Crise économique : Les racines du mal




La crise est-elle seulement due à la libéralisation à outrance des
marchés financiers ? Non. Cela n’explique que la propagation
de la crise, mais pas sa naissance, qui elle est due au fonctionnement même du capitalisme.

La crise vient d’une contradiction fondamentale du capitalisme : pour maximiser le profit, les
capitalistes doivent payer le
moins possible ceux et celles qui
travaillent tout en vendant le
maximum de produits.
Problème : ce sont les mêmes
personnes qui travaillent et qui
consomment, et si les salaires
sont trop faibles pour soutenir
une consommation suffisante,
une partie de la production n’est
pas écoulée, et les profits s’effondrent. Ce qui est à la racine de la
crise, c’est donc l’exploitation
capitaliste elle-même.

LE CRÉDIT : UNE CAUTÈRE SUR UNE JAMBE DE BOIS

A cette contradiction, les capitalistes ont trouvé un remède provisoire : le crédit, donc l’endettement, qui permet de soutenir la
consommation sans rogner
immédiatement sur les profits.
Cela prend la forme de crédits
hypothécaires, mais aussi celle du
crédit à la consommation, des
prêts étudiant, etc. Le crédit a
explosé au début des années 2000
aux Etats-Unis, afin de relancer la
consommation pour sortir du
crash de la bulle internet.

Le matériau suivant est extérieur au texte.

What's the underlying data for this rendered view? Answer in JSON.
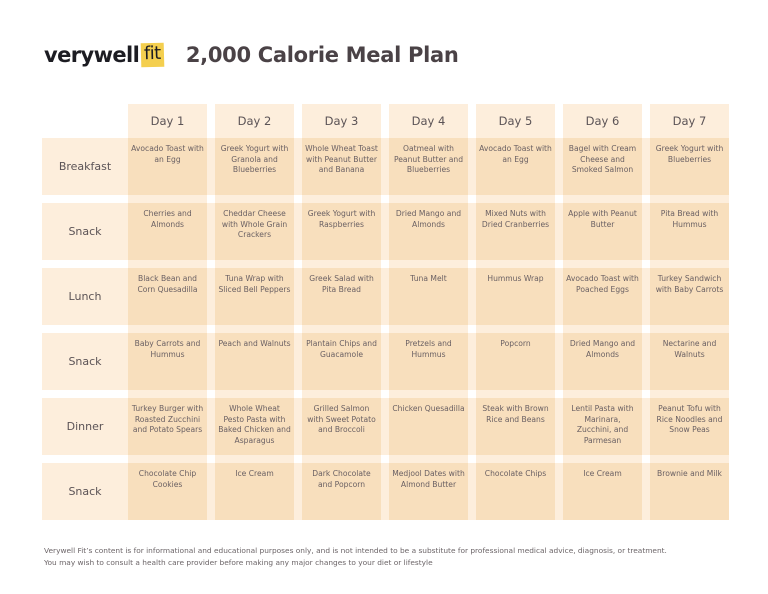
{
  "header": {
    "logo_main": "verywell",
    "logo_accent": "fit",
    "title": "2,000 Calorie Meal Plan",
    "brand_color": "#f4cf4f"
  },
  "days": [
    "Day 1",
    "Day 2",
    "Day 3",
    "Day 4",
    "Day 5",
    "Day 6",
    "Day 7"
  ],
  "meals": [
    {
      "label": "Breakfast",
      "items": [
        "Avocado Toast with an Egg",
        "Greek Yogurt with Granola and Blueberries",
        "Whole Wheat Toast with Peanut Butter and Banana",
        "Oatmeal with Peanut Butter and Blueberries",
        "Avocado Toast with an Egg",
        "Bagel with Cream Cheese and Smoked Salmon",
        "Greek Yogurt with Blueberries"
      ]
    },
    {
      "label": "Snack",
      "items": [
        "Cherries and Almonds",
        "Cheddar Cheese with Whole Grain Crackers",
        "Greek Yogurt with Raspberries",
        "Dried Mango and Almonds",
        "Mixed Nuts with Dried Cranberries",
        "Apple with Peanut Butter",
        "Pita Bread with Hummus"
      ]
    },
    {
      "label": "Lunch",
      "items": [
        "Black Bean and Corn Quesadilla",
        "Tuna Wrap with Sliced Bell Peppers",
        "Greek Salad with Pita Bread",
        "Tuna Melt",
        "Hummus Wrap",
        "Avocado Toast with Poached Eggs",
        "Turkey Sandwich with Baby Carrots"
      ]
    },
    {
      "label": "Snack",
      "items": [
        "Baby Carrots and Hummus",
        "Peach and Walnuts",
        "Plantain Chips and Guacamole",
        "Pretzels and Hummus",
        "Popcorn",
        "Dried Mango and Almonds",
        "Nectarine and Walnuts"
      ]
    },
    {
      "label": "Dinner",
      "items": [
        "Turkey Burger with Roasted Zucchini and Potato Spears",
        "Whole Wheat Pesto Pasta with Baked Chicken and Asparagus",
        "Grilled Salmon with Sweet Potato and Broccoli",
        "Chicken Quesadilla",
        "Steak with Brown Rice and Beans",
        "Lentil Pasta with Marinara, Zucchini, and Parmesan",
        "Peanut Tofu with Rice Noodles and Snow Peas"
      ]
    },
    {
      "label": "Snack",
      "items": [
        "Chocolate Chip Cookies",
        "Ice Cream",
        "Dark Chocolate and Popcorn",
        "Medjool Dates with Almond Butter",
        "Chocolate Chips",
        "Ice Cream",
        "Brownie and Milk"
      ]
    }
  ],
  "footer": {
    "line1": "Verywell Fit’s content is for informational and educational purposes only, and is not intended to be a substitute for professional medical advice, diagnosis, or treatment.",
    "line2": "You may wish to consult a health care provider before making any major changes to your diet or lifestyle"
  }
}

Elle
constitue le fondement de la crise
actuelle : la bulle immobilière à
son origine était due à l’achat à
crédit de leurs logements par de
nombreux ménages américains
pauvres, dont l’insolvabilité a
précipité l’économie mondiale dans la crise [1].

Notons que les différents
acteurs politiques à la botte des
capitalistes ont admirablement
joué leur rôle dans ce mécanisme
de soutien du taux de profit par le
crédit : offensive idéologique de
l’administration Bush en faveur
de la propriété privée ; maintien
de taux d’intérêt très bas par la
Fed (banque centrale américaine),
ce qui a facilité le crédit en le ren-
dant moins cher mais a favorisé
l’éclosion de bulles spéculatives.

Cette situation s’inscrit, à plus
long terme, dans le processus
amorcé au début des années 80
de baisse de la part salariale
dans le partage de la valeur ajoutée [2].

RIDEAU DE FUMÉE

De profits relativement faibles
– de 18% de la valeur ajoutée en
1982, on est passé à 33% en
1989 ! L’argument capitaliste en
faveur d’une telle augmentation
est qu’elle permet d’investir
davantage, donc de garantir une
meilleure marche des entreprises
dans le futur. Or, c’est précisément ce qui ne s’est pas passé
dans les années 1980 : l’investissement a baissé conjointement
aux salaires. En résumé, le seul
résultat de l’augmentation de la
part du profit, c’est que les
actionnaires s’en sont mis plein
les poches.

Depuis la fin des années 1980,
la situation n’a guère changé… et
les crises se sont multipliées.
C’est ainsi que l’avidité du pouvoir actionnarial a fini par se
retourner contre lui, puisqu’à
chaque crise, c’est une part du
capital accumulé qui part en
fumée. Néanmoins, ce sont les
travailleurs et les travailleuses
qui paient toujours l’essentiel des
pots cassés. Pour les salarié-e-s,
c’est la double peine : ils et elles
paient pour l’avidité des capitalistes pendant les crises comme
en dehors. Mais, en période d’expansion, l’abondance artificielle
du crédit permet de faire oublier
l’exploitation et la pauvreté
qu’elle engendre…

Les actions que les dirigeants
font semblant de développer
aujourd’hui contre la libéralisation échevelée des marchés
financiers est donc avant tout un
rideau de fumée destiné à masquer les véritables causes de la
crise, et à éviter les véritables
questions : celles de la répartition des richesses, de l’exploitation et des effets destructeurs du
pouvoir actionnarial.

Vincent Nakash (AL Paris-Sud)

[1En effet, cette explosion du crédit s’est faite notamment en
direction des plus pauvres, qui par définition ne peuvent
entretenir la machine par leur consommation que
marginalement. Notons qu’aux Etats-Unis, une loi, le
Community Reinvestment Act, encourage les institutions
financières « à répondre aux besoins de crédit des quartiers à
revenu faible ou modéré ».

[2A ce sujet, lire l’article de Frédéric Lordon « Le paradoxe de la
part salariale », disponible sur le blog La Pompe à Phynance.